How to select multiple items using DataFramesMeta?

question

#1
using DataFrames, DataFramesMeta
x = ["a", "b", "c", "a", "c", "d"]
df = DataFrame(x=x, y = 1:length(x))
z = ["a", "c"]

How do I query the items in z in df using DataFramesMeta?

@where(df, in(z, :x)) didn’t work.

It’s a similar to https://github.com/JuliaData/DataFramesMeta.jl/issues/77


#2
@where(df, map(c -> c in z, :x))
# or
@where(df, in.(:x, Ref{Array}(z)))

#3

thanks, can you enlighten me why you used Ref{Array} in the second example? Much appreciated.


#4

The {Array} part is not necessary. Ref(z) would work just as well.
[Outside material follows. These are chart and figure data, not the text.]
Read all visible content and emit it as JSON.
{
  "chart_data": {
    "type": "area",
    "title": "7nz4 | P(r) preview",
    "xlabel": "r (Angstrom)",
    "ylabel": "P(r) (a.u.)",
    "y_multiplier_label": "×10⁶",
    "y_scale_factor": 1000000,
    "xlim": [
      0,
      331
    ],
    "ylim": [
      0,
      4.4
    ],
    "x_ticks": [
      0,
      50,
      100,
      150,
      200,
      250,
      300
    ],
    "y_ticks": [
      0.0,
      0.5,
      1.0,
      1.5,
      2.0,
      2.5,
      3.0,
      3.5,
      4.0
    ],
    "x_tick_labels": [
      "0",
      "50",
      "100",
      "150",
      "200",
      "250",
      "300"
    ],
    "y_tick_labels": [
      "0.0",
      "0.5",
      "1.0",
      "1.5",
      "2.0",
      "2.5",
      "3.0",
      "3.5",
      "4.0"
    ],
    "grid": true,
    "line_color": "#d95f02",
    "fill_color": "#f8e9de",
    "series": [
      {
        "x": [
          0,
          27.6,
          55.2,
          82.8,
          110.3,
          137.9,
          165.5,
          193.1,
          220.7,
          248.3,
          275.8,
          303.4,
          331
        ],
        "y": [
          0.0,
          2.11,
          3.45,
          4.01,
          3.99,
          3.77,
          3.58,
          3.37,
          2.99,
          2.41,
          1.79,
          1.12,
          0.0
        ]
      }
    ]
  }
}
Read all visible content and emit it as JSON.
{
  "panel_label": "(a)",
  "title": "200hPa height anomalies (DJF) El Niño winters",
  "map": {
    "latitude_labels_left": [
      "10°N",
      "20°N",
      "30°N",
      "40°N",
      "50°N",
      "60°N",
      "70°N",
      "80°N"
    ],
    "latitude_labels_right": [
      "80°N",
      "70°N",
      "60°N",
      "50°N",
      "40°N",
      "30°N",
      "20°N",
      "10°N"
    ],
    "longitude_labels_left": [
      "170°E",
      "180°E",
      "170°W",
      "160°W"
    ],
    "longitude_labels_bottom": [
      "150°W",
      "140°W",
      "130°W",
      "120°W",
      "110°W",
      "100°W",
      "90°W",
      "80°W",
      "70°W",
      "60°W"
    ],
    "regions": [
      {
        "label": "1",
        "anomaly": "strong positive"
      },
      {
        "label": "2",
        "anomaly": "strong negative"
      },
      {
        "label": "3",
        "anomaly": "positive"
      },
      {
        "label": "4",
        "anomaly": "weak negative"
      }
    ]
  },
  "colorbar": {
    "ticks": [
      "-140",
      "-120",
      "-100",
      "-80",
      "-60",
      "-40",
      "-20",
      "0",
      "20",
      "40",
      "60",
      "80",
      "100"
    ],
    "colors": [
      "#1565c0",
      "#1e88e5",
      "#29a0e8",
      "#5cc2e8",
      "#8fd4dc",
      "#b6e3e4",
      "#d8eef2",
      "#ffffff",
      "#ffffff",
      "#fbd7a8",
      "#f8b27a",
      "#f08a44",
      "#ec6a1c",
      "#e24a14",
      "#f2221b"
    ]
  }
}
The reason we use Ref is because when we broadcast functions across elements of an array, like we are doing above, if one of the arguments, say,x, is broadcastable, like an array, as opposed to a scalar, it tries to apply the function to each element of x. If the length of x doesn’t match the length of the other arguments, we throw an error.

This is not the case with scalars. Ref acts as a way to treat a non-scalar argument like a scalar so we can tell Julia not to try and broadcast the function across it.


#5

Awesome! Thanks :grinning:


#6

This has come up a bit lately, so I updated an issue comment here. a Scalar function has been discussed before to avoid this confusion.


#7

In Julia 1.0 there’s a curried version of in, meaning that for a vector v in(v) is a function:

julia> in([1,2])(1)
true

julia> in([1,2])(3)
false

and this can be broadcasted:

julia> in([1,2]).(1:3)
3-element BitArray{1}:
  true
  true
 false

So I imagine you could do:

@where(df, in(z).(:x))

#8

Here is the Query.jl way of doing this:

df |> @filter(_.x in z) |> DataFrame